Although the health benefits of the Human Genome Project were predicted, and the technologically developed nations now reap the anticipated benefits in terms of massive economic return on investment, and a drastic reduction in the deadly impact of a broad spectrum of chronic and degenerative diseases. However, in the developing and least-developed nations, unemployment of high school and college graduates create restive, at-risk population of potential violent cohort. Human Genome scientists and modern genome epidemiologists had predicted the possibility of individualized disease prevention based on testing for genetic susceptibilities, and safer, more effective use of drugs based on pharmacogenomic testing (Collins, 1999; Roses, 2004;Austin, 2004), At present, owing to the advancement from research derived from genomic science, over 500 drugs have been developed based on the human DNA scientific assessment, and therapies targeted more precisely to the molecular mechanisms of disease(Austin, 2004). The other numerous benefits associated with genomic research involve the genetic testing, which can identify women at high risk for breast and ovarian cancer who may benefit from interventions such as breast screening by magnetic resonance imaging (MRI) and prophylactic oophorectomy (Nelson, Huffman, Fu, & Harris, 2005). Besides, pharmacogenomic testing offers a potential means to increase the safety of drugs with narrow therapeutic indices, such as mercaptopurines and warfarin, and genetic analysis of disease processes such as cancer has also provided benefit: over expression of the HER2/neu gene, which provides an important prognostic indicator in breast cancer, and identifies patients most likely to benefit from the groundbreaking drug, Herceptin. Similarly, imatinib mesylate, a novel cancer therapy, was developed as a result of analysis of the genetic changes in a specific type of leukemia (Emens, 2005; Krause &Van Etten, 2005).
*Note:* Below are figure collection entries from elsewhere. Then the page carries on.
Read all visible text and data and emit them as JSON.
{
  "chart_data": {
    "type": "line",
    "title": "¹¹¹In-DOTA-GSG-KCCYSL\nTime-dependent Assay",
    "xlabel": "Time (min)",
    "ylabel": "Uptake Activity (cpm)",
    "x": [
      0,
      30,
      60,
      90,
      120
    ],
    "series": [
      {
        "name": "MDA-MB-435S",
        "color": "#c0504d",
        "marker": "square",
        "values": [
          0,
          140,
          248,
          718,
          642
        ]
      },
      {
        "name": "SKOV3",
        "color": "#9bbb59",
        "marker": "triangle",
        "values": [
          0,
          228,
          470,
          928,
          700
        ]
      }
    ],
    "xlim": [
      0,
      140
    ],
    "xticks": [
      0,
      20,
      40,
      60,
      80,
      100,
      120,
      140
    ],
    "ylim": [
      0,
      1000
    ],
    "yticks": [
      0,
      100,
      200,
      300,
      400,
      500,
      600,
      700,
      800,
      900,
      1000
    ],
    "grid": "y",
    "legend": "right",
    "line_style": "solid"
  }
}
The demonstrated evidence of these multiple benefits associated with genomic revolution should serve as the impetus to mobilize African leaders to provide the necessary funding to support collaborative scientific programs in African universities and other research institutes. Also, African governments need to aggressively commit themselves to indigenous and socially and epidemiologically relevant research studies in African nations.

Although several scientists have raised their critical assessment of genomic research pertaining to the timing of a genomics revolution in medicine; the relationship between DNA sequence and phenotype is far from simple, even for highly penetrant single-gene conditions. Most individual gene variants associated with common diseases will have low positive predictive value and associated attributable risk, raising questions about their precision of clinical utility. Also, an overemphasis on genetic contributors to disease may result in neglect of other factors, such as environmental exposures, social structure, and lifestyle (Emens, 2005; Krause&Van, Etten, 2005; and Holtzman &Marteau, 2000).